Dalai Lama, 300 leaders to meet
Private session of top Buddhists to cap his U.S. tour
The faith faces major adjustments in North America. The heritage of authoritative, male teachers clashes with feminism and democracy, for example, and liberals are rankled that the Dalai Lama teaches against homosexual activity, in keeping with Buddhist tradition.
Years ago, the Tibetan branch was rocked by scandals involving such prominent leaders as Chogyam Trungpa Rinpoche, founder of Colorado's Naropa University, who was accused of having sex with women students.
In a dramatic (and still disputed) exercise of unified action, 21 Western Buddhist teachers met the Dalai Lama in India in 1993 and issued an open letter that lamented various teachers' "sexual misconduct with their students, abuse of alcohol and drugs, misappropriation of funds and misuse of power." The group urged believers to confront teachers and publicize behavior that violates Buddhist teachings.

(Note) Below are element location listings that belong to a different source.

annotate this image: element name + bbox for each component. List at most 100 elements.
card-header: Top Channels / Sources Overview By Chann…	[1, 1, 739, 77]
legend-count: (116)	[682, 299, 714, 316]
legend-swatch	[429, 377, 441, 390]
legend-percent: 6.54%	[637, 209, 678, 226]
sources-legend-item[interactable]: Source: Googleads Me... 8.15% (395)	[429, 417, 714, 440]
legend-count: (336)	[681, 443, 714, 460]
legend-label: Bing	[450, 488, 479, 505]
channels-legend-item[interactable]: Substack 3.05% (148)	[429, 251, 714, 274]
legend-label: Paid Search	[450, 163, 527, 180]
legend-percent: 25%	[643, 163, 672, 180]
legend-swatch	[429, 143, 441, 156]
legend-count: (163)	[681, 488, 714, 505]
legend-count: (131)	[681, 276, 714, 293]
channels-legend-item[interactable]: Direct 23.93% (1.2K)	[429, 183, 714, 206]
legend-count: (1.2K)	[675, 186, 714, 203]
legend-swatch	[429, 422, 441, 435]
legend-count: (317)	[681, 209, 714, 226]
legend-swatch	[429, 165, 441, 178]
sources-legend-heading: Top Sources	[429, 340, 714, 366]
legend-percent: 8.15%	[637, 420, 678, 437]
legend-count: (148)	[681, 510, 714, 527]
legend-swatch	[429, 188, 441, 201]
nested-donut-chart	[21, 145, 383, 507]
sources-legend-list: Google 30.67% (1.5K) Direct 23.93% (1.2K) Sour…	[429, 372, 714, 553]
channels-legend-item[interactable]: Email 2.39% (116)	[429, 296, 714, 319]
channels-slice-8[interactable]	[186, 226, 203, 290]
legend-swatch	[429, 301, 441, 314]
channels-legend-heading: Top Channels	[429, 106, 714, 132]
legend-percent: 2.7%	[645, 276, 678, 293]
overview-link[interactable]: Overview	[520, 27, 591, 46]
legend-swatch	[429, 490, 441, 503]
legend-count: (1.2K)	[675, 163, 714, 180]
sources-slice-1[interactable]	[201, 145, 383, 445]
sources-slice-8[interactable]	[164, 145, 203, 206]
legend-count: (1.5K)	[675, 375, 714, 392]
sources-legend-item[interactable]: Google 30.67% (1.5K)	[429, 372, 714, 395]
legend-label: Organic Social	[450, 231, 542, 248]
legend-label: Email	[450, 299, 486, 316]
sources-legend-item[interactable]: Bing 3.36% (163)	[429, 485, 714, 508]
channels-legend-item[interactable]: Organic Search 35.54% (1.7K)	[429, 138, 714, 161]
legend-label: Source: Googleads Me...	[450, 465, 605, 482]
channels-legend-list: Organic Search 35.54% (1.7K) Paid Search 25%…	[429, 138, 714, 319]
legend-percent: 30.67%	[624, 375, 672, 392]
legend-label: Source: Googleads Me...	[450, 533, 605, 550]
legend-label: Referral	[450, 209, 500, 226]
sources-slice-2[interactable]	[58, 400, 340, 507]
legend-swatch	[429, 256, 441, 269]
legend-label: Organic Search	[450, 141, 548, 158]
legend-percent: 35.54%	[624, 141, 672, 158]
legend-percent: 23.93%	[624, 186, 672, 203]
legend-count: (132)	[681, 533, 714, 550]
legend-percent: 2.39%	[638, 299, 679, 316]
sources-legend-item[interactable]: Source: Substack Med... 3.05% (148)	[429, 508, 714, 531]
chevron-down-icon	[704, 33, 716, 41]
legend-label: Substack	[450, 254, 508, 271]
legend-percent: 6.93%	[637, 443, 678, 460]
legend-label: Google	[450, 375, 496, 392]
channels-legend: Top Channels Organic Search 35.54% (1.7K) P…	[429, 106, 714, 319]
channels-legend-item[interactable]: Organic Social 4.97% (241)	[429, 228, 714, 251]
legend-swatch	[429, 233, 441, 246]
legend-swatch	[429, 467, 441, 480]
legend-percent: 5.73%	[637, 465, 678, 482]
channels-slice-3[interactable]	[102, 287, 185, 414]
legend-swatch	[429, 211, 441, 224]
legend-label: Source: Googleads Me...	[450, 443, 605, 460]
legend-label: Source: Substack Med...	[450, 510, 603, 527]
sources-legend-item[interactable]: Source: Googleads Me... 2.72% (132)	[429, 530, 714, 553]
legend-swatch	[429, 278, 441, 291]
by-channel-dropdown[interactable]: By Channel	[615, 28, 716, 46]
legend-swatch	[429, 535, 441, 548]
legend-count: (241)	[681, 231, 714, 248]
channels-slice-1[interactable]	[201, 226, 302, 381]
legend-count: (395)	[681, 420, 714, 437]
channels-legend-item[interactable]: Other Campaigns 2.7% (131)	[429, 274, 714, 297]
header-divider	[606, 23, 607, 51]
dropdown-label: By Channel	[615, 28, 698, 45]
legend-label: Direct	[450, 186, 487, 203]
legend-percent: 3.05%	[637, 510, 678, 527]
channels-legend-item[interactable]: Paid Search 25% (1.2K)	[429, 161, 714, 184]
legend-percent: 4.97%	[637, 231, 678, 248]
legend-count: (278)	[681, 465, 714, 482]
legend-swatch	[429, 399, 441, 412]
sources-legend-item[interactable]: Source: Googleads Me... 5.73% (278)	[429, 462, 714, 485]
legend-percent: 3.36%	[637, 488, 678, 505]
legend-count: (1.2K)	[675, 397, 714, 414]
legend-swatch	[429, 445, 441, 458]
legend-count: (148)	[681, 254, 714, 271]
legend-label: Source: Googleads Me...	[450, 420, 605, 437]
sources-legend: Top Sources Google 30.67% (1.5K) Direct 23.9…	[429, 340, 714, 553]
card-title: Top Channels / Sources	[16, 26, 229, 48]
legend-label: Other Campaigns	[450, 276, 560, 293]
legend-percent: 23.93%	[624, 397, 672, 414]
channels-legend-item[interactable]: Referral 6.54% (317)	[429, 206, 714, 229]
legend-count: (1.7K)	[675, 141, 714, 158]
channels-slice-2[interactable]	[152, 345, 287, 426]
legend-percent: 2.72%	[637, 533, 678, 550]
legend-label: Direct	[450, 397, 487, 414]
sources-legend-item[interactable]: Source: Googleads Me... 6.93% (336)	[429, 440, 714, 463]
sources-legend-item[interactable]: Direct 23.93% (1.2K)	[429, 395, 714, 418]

"People have come through the scandal period," says historian Willis, and now it's time to contemplate long-term challenges that could be raised at Garrison.
She's particularly concerned about two of them, that westerners attracted by meditation both neglect the faith's devotional and ritual aspects and have little interest in joining monasteries, which have always supplied Buddhism's teachers.
Without these elements, she's concerned the faith may grow only shallow roots in the West.